Book Description
for Jane Against the World by Karen Blumenthal
From Cooperative Children's Book Center (CCBC)
Before turning to the Roe v. Wade court case, this narrative examines the history of attitudes and actions around reproductive health care in this country. Early chapters note that women provided reproductive health care for one another for centuries before chronicling the first restrictions to abortion in the United States in the mid-1800s, advances in reproductive health care advocated by Margaret Sanger, and the Clergy Consultation Services on Abortion that began in New York and spread to other cities in the 1960s, helping women access abortion services. At the time of Roe v. Wade, abortion regulations were vague, restrictive and patronizing, making abortion most difficult to obtain for women who didn't have economic resources or connections to the men on hospital panels who "approved" abortion requests.
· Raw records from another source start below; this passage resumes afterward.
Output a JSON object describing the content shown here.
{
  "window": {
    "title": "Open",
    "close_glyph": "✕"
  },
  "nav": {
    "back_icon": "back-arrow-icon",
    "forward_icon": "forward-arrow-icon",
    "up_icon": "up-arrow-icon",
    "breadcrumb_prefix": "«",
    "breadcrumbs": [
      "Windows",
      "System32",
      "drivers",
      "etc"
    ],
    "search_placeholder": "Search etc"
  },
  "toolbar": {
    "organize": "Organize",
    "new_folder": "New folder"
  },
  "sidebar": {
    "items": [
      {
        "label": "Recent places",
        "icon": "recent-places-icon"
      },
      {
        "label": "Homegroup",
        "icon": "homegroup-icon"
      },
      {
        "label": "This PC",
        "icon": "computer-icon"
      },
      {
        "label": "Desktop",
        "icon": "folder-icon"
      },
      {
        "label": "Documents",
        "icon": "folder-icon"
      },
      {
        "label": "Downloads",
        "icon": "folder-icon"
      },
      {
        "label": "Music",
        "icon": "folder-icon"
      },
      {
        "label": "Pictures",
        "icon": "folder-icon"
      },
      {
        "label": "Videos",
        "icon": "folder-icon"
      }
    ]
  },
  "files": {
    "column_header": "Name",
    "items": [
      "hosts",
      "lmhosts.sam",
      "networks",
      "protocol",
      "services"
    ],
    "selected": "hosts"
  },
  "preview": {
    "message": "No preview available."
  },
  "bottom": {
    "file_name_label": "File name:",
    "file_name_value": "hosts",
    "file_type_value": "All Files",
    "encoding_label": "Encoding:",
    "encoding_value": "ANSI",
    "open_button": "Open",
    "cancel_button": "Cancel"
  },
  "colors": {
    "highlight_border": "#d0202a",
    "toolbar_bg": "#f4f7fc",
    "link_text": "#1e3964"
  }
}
The Roe v. Wade court case is chronicled in fascinating detail, including the Supreme Court trial (Roe lawyer Sarah Weddington was only 26) and the Supreme Court discussion, which is full of its own drama. The legal content here is admirably accessible, while the author makes sure to address racism and reproductive rights, from Sanger's connection to the eugenics movement, to incidences of forced sterilization of African American and Indigenous women, to ongoing barriers to abortion today. The increased polarization around abortion -and violence against abortion providers-in the aftermath of Roe V. Wade is the final section of this thoroughly researched, timely and compelling history. (Age 12 and older)
CCBC Choices 2021. © Cooperative Children's Book Center, Univ. of Wisconsin - Madison, 2021. Used with permission.